Lots of people with intersex that we know are legally married. What will happen to them if we end up with simplistic notions of sex?

And lots of people with intersex we know can't get legally married, because some doctor decided for them which sex they would count as forever more. Why should a doctor get to decide who you can grow up to marry?1
While this situation seems pretty strange, it does require a response. First, we should comment on what constitutes an intersexed person. Most of the time, the label of intersexed is given to a person who is genetically male or female (XX or XY) but has ambiguous genitalia. These individuals comprise about .018% of the population, according to Leonard Sax. 2 This is an incredibly small portion of the population to base an argument for disregarding the concept of natural marriage that has been the foundation of human society for millennia. Even if we assume the ISNA's broader estimate, which counts those with chromosomal abnormalities, intersexed people comprise 1.7% of the total population.

Should Laws that Cannot Apply to All Apply At All?

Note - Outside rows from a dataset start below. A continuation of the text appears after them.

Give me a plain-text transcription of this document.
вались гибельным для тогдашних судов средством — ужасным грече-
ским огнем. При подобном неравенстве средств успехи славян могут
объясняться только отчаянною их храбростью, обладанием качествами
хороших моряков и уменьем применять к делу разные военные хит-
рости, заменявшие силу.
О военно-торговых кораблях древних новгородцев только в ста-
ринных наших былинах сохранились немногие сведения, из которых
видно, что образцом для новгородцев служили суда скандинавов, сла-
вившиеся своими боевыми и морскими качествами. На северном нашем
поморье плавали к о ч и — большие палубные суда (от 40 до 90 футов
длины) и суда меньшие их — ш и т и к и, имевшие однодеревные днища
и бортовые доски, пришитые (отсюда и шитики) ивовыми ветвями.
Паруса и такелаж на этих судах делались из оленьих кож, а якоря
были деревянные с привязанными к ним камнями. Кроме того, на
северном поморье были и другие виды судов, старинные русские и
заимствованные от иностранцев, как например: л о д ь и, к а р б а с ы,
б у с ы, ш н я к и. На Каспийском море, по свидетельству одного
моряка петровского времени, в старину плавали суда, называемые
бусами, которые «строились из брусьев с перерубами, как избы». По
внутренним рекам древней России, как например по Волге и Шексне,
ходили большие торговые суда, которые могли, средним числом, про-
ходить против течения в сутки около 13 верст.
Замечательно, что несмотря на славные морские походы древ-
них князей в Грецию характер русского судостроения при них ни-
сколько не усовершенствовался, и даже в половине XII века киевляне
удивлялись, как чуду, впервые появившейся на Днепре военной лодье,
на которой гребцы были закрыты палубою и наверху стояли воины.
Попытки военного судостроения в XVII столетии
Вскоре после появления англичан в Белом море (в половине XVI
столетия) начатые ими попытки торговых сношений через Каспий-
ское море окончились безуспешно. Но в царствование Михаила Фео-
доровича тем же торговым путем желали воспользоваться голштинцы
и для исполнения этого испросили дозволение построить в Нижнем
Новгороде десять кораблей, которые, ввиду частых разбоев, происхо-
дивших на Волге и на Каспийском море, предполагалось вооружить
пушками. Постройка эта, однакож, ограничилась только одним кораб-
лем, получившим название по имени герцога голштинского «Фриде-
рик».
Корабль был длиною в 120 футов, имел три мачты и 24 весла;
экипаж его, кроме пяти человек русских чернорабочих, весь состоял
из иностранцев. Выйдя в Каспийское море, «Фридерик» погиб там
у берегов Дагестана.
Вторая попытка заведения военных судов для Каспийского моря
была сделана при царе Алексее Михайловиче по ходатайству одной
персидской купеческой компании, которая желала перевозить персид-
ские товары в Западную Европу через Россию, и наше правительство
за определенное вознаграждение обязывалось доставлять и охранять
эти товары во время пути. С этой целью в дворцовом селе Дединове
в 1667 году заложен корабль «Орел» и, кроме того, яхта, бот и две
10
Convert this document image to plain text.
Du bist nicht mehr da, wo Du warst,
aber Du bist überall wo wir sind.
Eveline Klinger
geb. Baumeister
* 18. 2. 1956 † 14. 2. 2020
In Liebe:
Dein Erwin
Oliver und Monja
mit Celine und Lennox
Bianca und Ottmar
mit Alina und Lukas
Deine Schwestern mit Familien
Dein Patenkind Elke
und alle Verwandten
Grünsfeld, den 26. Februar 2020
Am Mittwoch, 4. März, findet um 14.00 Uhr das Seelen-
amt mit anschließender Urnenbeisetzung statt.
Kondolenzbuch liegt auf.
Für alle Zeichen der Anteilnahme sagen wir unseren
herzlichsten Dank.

The real objection offered by both the ISNA and the professor is that since the laws defining marriage would be considered unfair to those who are diagnosed as intersexed, they should not apply at all. Does that make sense? In my answer, I offered a counter-example. I pointed to a relatively common traffic law: if an emergency vehicle approaches with both a red light displayed and a siren sounding, drivers are required to pull to the curb. However, in my state, deaf people can legally obtain their driver's license, too. So, a deaf person could be ticketed for not obeying this law, even though it is physically impossible for them to hear the siren. Therefore, should such a law be repealed? Of course not! If the right curb rule was repealed, it would do much more harm than good; obstructing emergency vehicles and endangering drivers and emergency respondents.

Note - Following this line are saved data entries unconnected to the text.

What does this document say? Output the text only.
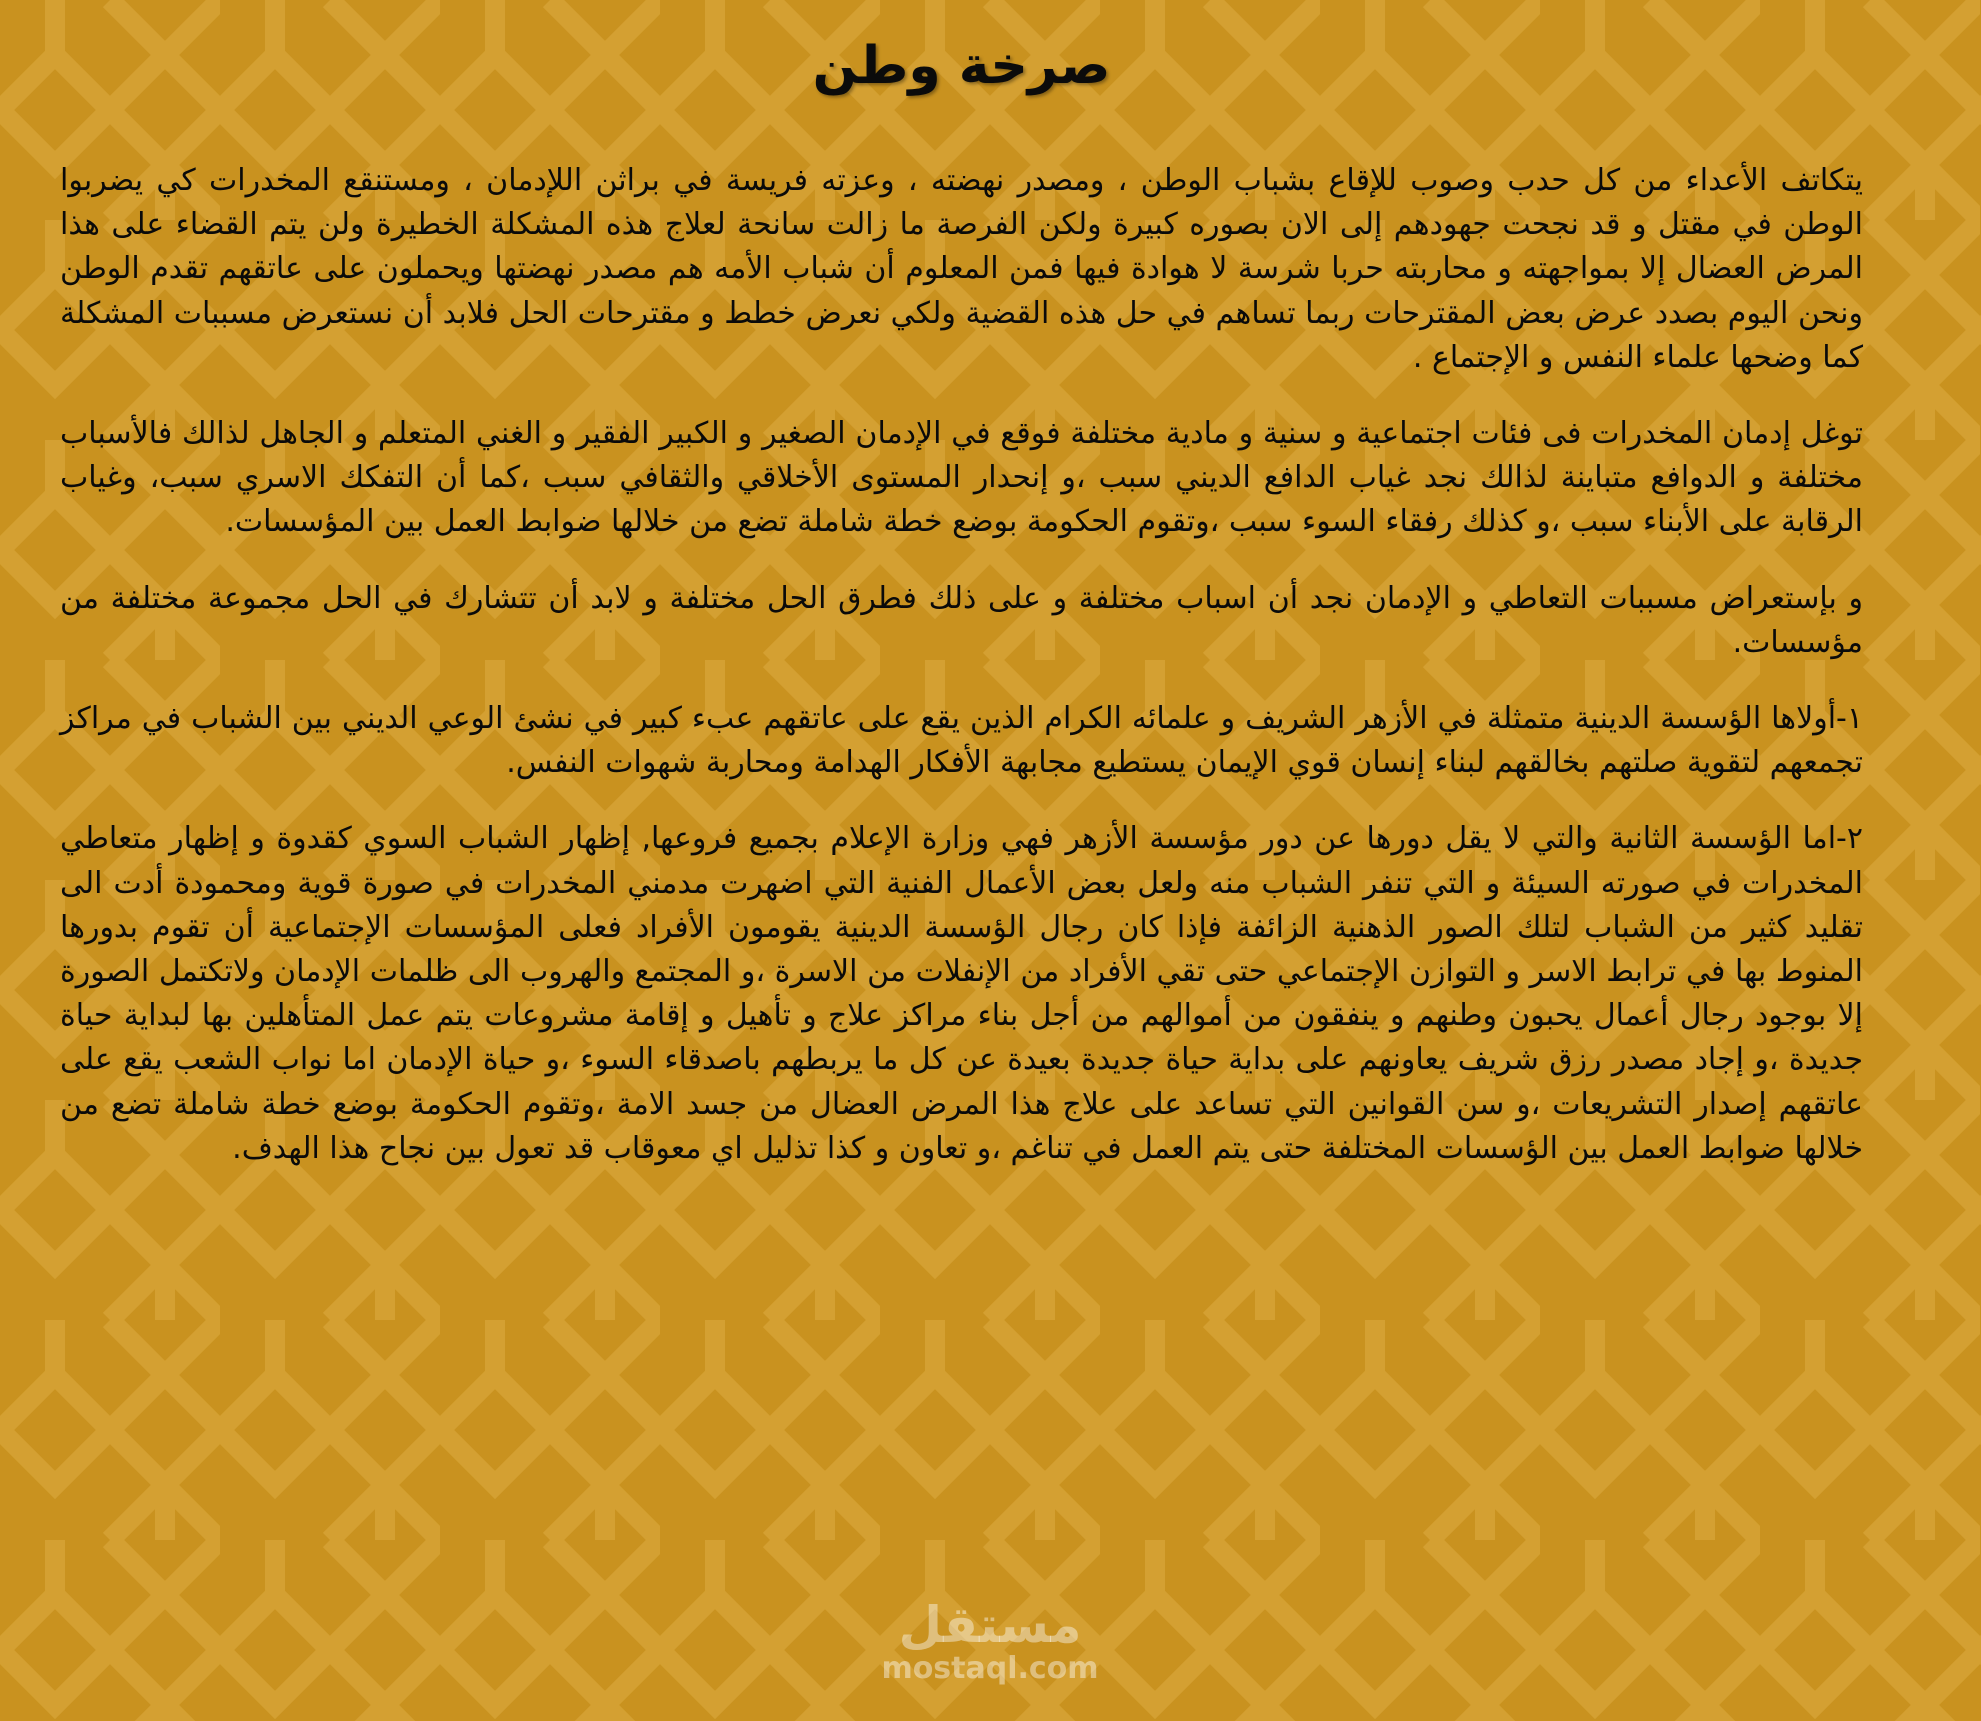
صرخة وطن

يتكاتف الأعداء من كل حدب وصوب للإقاع بشباب الوطن ، ومصدر نهضته ، وعزته فريسة في براثن اللإدمان ، ومستنقع المخدرات كي يضربوا الوطن في مقتل و قد نجحت جهودهم إلى الان بصوره كبيرة ولكن الفرصة ما زالت سانحة لعلاج هذه المشكلة الخطيرة ولن يتم القضاء على هذا المرض العضال إلا بمواجهته و محاربته حربا شرسة لا هوادة فيها فمن المعلوم أن شباب الأمه هم مصدر نهضتها ويحملون على عاتقهم تقدم الوطن ونحن اليوم بصدد عرض بعض المقترحات ربما تساهم في حل هذه القضية ولكي نعرض خطط و مقترحات الحل فلابد أن نستعرض مسببات المشكلة كما وضحها علماء النفس و الإجتماع .

توغل إدمان المخدرات فى فئات اجتماعية و سنية و مادية مختلفة فوقع في الإدمان الصغير و الكبير الفقير و الغني المتعلم و الجاهل لذالك فالأسباب مختلفة و الدوافع متباينة لذالك نجد غياب الدافع الديني سبب ،و إنحدار المستوى الأخلاقي والثقافي سبب ،كما أن التفكك الاسري سبب، وغياب الرقابة على الأبناء سبب ،و كذلك رفقاء السوء سبب ،وتقوم الحكومة بوضع خطة شاملة تضع من خلالها ضوابط العمل بين المؤسسات.

و بإستعراض مسببات التعاطي و الإدمان نجد أن اسباب مختلفة و على ذلك فطرق الحل مختلفة و لابد أن تتشارك في الحل مجموعة مختلفة من مؤسسات.

١-أولاها الؤسسة الدينية متمثلة في الأزهر الشريف و علمائه الكرام الذين يقع على عاتقهم عبء كبير في نشئ الوعي الديني بين الشباب في مراكز تجمعهم لتقوية صلتهم بخالقهم لبناء إنسان قوي الإيمان يستطيع مجابهة الأفكار الهدامة ومحاربة شهوات النفس.

٢-اما الؤسسة الثانية والتي لا يقل دورها عن دور مؤسسة الأزهر فهي وزارة الإعلام بجميع فروعها, إظهار الشباب السوي كقدوة و إظهار متعاطي المخدرات في صورته السيئة و التي تنفر الشباب منه ولعل بعض الأعمال الفنية التي اضهرت مدمني المخدرات في صورة قوية ومحمودة أدت الى تقليد كثير من الشباب لتلك الصور الذهنية الزائفة فإذا كان رجال الؤسسة الدينية يقومون الأفراد فعلى المؤسسات الإجتماعية أن تقوم بدورها المنوط بها في ترابط الاسر و التوازن الإجتماعي حتى تقي الأفراد من الإنفلات من الاسرة ،و المجتمع والهروب الى ظلمات الإدمان ولاتكتمل الصورة إلا بوجود رجال أعمال يحبون وطنهم و ينفقون من أموالهم من أجل بناء مراكز علاج و تأهيل و إقامة مشروعات يتم عمل المتأهلين بها لبداية حياة جديدة ،و إجاد مصدر رزق شريف يعاونهم على بداية حياة جديدة بعيدة عن كل ما يربطهم باصدقاء السوء ،و حياة الإدمان اما نواب الشعب يقع على عاتقهم إصدار التشريعات ،و سن القوانين التي تساعد على علاج هذا المرض العضال من جسد الامة ،وتقوم الحكومة بوضع خطة شاملة تضع من خلالها ضوابط العمل بين الؤسسات المختلفة حتى يتم العمل في تناغم ،و تعاون و كذا تذليل اي معوقاب قد تعول بين نجاح هذا الهدف.

مستقل
mostaql.com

A recent study estimates that between .9% to 2.2% of the population suffers from a significant hearing impairment. Does it make sense to change the traffic laws since they make no sense for this segment of society or would it make more sense to keep the law and review any citations individually? Legislation has always taken the latter approach. Similarly, it makes no sense to wipe out all the marriage laws with the advantages they offer society and the protections they provide children simply because they don't make sense to an even narrower portion of the population. The argument smacks to me of desperation.

References

1. "What Do Intersex and the Same-sex Marriage Debate Have to Do with Each Other?" Intersex Society of North America. Intersex Society of North America, 2004. Web. 29 May 2015. http://www.isna.org/faq/marriage.
2. Sax, Leonard. "How Common Is Intersex? A Response to Anne Fausto‐Sterling." Journal of Sex Research 39.3 (2002): 174-78. Web.
Image courtesy Scott Davidson. Licensed under CC BY 2.0 via Wikimedia Commons.